Du sempiternel Temple Run à l’horripilant Flappy Bird, les « endless runner » pullulent sur l’App Store. Pour le pire, comme pour le meilleur. À chaque fois, une même nécessité pour le joueur : perpétuer la course effrénée sans fin d’un personnage en se gardant des obstacles, le tout pour décrocher le meilleur score ever. Aussi surannée soit la formule, elle continue envers et contre tout de faire mouche. Preuve en est Alto’s Adventure, nouvelle itération en date, cette fois sur fond de snowboard. Sans surprise, pas de révolution ici mais la volonté claire de donner vie à un espace à la fois enchanteur, dense et immersif – chose assez inhabituelle dans cette catégorie minimaliste sinon redondante du jeu de plates-formes.

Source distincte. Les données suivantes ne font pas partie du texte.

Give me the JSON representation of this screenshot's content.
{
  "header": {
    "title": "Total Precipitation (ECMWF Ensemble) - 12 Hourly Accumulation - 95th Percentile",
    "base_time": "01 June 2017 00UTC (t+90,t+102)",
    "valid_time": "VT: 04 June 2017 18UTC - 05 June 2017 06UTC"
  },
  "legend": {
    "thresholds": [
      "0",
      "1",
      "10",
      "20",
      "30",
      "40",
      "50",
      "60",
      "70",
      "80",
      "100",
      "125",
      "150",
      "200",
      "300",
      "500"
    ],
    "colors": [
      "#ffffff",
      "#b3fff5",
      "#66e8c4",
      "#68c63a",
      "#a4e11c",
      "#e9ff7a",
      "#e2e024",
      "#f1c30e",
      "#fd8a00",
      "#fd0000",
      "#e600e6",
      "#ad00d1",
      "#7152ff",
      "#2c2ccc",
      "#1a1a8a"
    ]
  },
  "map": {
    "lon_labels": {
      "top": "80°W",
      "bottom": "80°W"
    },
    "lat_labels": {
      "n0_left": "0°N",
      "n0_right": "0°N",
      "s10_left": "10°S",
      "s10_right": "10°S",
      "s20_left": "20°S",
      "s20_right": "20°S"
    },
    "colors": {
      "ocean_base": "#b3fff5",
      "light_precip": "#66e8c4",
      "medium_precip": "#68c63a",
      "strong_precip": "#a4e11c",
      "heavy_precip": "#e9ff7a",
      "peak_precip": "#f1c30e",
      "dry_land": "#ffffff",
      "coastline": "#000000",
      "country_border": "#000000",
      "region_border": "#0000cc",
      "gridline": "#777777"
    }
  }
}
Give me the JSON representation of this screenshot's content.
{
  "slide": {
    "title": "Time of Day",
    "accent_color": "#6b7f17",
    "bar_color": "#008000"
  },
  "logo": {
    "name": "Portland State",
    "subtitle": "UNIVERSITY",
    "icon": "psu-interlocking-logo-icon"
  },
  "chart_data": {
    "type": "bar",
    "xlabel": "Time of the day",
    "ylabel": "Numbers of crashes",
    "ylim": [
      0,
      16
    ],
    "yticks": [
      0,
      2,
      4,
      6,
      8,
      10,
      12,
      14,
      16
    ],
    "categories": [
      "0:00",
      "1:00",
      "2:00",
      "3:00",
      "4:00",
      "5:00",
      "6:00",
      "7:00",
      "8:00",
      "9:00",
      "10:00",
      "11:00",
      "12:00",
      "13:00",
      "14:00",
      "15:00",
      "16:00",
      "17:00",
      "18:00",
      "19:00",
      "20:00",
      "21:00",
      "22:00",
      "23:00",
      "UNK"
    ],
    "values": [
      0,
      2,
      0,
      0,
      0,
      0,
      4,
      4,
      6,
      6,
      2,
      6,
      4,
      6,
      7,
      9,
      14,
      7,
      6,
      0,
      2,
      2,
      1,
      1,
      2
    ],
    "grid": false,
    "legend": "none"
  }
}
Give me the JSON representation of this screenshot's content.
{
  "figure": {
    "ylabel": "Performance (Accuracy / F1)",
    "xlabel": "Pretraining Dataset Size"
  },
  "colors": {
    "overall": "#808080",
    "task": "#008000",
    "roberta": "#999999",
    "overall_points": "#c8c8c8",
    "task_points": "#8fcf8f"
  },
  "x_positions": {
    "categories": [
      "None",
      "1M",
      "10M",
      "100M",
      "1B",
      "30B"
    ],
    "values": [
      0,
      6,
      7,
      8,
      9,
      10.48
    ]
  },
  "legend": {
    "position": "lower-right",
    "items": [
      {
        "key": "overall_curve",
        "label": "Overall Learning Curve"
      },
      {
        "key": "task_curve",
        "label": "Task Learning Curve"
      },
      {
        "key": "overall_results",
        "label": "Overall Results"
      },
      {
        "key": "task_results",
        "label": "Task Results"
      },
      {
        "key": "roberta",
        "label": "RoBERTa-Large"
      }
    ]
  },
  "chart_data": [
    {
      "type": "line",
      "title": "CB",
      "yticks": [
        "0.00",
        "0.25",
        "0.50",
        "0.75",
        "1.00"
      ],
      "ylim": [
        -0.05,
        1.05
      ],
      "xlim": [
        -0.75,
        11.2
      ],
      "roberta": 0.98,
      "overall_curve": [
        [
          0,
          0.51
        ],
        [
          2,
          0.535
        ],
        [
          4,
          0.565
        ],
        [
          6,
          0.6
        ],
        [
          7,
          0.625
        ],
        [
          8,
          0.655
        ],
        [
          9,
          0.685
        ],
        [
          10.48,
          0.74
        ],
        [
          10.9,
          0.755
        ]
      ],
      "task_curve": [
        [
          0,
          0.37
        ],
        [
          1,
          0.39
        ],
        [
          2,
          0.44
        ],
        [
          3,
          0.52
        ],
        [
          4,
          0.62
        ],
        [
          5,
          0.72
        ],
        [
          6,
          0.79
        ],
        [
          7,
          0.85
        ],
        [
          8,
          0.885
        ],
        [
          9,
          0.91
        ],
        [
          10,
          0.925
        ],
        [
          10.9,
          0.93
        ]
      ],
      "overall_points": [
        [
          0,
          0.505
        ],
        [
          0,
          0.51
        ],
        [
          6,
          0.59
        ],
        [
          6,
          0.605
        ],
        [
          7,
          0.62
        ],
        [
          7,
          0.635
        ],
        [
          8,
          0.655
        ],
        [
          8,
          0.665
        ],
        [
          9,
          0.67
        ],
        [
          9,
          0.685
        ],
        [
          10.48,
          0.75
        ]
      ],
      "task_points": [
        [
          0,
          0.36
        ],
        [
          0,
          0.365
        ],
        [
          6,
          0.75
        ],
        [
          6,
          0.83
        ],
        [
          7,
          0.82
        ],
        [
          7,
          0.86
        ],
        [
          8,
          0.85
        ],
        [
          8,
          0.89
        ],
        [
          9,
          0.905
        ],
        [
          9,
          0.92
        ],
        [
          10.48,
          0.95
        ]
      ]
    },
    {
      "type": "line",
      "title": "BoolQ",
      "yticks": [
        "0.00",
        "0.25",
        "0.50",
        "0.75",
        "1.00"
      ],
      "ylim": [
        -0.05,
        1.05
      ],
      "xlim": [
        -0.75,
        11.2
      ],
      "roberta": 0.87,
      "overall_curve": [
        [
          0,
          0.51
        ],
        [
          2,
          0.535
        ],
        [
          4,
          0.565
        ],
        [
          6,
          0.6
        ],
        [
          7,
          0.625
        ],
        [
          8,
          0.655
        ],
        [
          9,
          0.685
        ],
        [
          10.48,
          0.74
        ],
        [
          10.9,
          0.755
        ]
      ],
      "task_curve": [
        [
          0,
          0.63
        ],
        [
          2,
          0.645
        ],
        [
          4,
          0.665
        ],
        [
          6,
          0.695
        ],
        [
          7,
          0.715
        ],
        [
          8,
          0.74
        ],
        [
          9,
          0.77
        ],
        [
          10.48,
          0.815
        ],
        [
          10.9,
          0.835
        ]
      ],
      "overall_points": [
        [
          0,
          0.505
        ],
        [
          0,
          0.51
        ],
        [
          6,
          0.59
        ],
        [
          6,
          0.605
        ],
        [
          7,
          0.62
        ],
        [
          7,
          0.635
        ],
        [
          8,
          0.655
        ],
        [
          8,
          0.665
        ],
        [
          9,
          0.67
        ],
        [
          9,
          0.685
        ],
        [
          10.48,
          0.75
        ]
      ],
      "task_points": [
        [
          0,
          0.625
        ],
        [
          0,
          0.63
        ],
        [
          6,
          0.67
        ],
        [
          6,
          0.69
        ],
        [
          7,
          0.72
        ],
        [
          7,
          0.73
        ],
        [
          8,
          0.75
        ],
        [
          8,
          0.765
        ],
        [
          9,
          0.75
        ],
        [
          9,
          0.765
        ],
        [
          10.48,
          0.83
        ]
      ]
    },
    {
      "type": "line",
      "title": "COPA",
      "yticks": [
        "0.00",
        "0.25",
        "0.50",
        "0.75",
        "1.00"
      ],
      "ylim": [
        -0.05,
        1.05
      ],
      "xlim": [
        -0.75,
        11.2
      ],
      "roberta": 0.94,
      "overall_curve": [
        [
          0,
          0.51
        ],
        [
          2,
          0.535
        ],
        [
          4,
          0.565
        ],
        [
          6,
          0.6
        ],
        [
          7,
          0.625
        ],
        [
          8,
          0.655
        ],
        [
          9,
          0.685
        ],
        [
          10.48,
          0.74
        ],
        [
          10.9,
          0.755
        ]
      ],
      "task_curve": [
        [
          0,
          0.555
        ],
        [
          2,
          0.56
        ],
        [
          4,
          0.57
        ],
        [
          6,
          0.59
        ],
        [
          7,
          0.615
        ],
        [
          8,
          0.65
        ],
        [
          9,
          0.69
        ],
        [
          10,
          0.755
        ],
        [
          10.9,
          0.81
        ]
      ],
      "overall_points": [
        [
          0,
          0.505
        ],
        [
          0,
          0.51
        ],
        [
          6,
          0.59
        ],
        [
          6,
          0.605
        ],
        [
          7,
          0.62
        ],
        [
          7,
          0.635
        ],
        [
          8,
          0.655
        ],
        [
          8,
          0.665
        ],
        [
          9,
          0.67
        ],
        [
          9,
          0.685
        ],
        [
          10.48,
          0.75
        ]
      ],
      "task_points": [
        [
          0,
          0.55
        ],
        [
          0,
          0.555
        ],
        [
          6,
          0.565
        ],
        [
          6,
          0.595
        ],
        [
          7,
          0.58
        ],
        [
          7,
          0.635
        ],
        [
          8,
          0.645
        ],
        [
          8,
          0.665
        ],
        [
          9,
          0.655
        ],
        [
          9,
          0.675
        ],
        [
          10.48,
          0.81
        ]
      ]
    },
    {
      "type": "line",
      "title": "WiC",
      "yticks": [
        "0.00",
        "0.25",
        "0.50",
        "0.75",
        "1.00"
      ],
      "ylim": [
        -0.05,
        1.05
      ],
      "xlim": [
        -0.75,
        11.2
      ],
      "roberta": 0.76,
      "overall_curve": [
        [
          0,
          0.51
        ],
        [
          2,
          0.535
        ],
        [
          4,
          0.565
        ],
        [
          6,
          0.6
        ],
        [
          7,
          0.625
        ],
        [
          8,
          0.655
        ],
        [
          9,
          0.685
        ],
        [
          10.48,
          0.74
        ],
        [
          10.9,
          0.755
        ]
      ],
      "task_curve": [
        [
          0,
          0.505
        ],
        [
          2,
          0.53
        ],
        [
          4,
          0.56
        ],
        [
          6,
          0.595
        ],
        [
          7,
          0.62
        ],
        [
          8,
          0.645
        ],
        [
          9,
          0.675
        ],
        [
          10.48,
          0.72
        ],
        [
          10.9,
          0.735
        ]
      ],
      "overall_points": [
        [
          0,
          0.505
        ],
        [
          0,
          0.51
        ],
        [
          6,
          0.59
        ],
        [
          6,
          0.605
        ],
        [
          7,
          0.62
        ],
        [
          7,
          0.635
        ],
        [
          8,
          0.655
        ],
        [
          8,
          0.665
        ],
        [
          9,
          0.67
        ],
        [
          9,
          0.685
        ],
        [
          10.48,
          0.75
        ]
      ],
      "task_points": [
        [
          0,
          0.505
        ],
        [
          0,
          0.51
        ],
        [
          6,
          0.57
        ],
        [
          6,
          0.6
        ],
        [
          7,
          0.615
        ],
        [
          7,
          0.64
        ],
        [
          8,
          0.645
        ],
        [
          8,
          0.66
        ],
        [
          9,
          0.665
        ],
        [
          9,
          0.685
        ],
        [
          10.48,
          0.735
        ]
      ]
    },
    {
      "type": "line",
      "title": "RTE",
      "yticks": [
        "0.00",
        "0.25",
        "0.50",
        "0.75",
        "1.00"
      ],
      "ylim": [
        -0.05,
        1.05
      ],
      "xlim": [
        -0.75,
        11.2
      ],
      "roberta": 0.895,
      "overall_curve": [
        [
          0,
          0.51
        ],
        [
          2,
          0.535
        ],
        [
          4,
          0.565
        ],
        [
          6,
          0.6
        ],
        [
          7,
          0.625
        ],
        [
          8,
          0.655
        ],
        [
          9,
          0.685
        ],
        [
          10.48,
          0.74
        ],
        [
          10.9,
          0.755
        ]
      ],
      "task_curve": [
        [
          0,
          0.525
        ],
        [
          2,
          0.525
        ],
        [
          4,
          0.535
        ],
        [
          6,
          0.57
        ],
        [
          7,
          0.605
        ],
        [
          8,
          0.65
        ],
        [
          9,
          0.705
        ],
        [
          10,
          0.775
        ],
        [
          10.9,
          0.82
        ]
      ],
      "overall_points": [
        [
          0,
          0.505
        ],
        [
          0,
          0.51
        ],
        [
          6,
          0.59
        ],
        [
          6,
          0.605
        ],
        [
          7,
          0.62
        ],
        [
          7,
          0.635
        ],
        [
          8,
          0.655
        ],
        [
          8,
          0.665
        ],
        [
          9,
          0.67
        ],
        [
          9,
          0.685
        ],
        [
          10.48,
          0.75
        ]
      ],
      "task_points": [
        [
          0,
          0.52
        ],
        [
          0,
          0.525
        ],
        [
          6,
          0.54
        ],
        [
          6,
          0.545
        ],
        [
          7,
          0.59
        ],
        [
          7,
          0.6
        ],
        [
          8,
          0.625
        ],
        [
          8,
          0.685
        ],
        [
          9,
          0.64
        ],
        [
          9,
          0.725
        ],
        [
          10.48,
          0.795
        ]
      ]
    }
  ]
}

Dans la peau d’une bergère visiblement adepte de sport-extrême, le joueur dévale les pentes enneigées d’une montagne que l’on dirait située en pleine cordillère occidentale. Objectif : rattraper un groupe de lamas ayant profité de votre sommeil pour fuir. Au cours de la descente, moult manières de grappiller des points : effectuer des tricks à la SSX, perturber la quiétude d’un ancien (puis lui échapper), collecter des pièces ou encore effrayer quelques oiseaux assoupis. Avec à la clé des combos multiplicateurs en tous genres. Bien sûr, parvenir à ses fins revient aussi à éviter crevasses, buches et rochers, remplir quelques objectifs, et surtout bien doser ses atterrissages. Un cocktail détonant parfaitement équilibré qui, à la différence de nombreux ersatz, n’éveille la frustration qu’à de rares exceptions.
C’est que l’univers d’Alto’s Adventure est plus subtil, et plus prenant qu’il n’y paraît. À l’instar d’un Tiny Wings, référence du genre, le jeu intègre un cycle jour-nuit du plus bel effet doublé d’une météo évolutive. Ce qui suppose d’une part de composer avec les aléas du climat et de gagner en vigilance – par exemple lorsque les rayons de la lune, trompeurs, se substituent à ceux du soleil. Mais apporte aussi une tonalité intéressante sur le plan chromatique. Ainsi, les variations de lumière, la nuit, donnent lieu à de jolis jeux d’ombres chinoises. Tandis que les tons automnaux, de jour, ne sont pas sans rappeler certaines séquences de Journey. Nul doute, à ce titre, que la direction artistique anguleuse et pastel du titre de thatgamecompany, ou celle de Tearaway, ont servi d’inspiration. Un choix peu original, mais dont le mérite est de faire sortir le genre sot du « endless runner » de ses gonds. En découlent des décors saisissants à la sauce flat-material design agrémentés de superbes effets de profondeur.
On pourra reprocher à Alto’s Adventure son côté répétitif, et ce malgré une génération aléatoire d’aires de jeux. Mais il s’agit là d’une fragilité inhérente aux limitations du genre même – pour le reste vite oubliée lorsqu’il est exclusivement question de scoring. Outre ce léger sentiment de lassitude, n’en demeure pas moins un exercice de style poétique des plus réussis.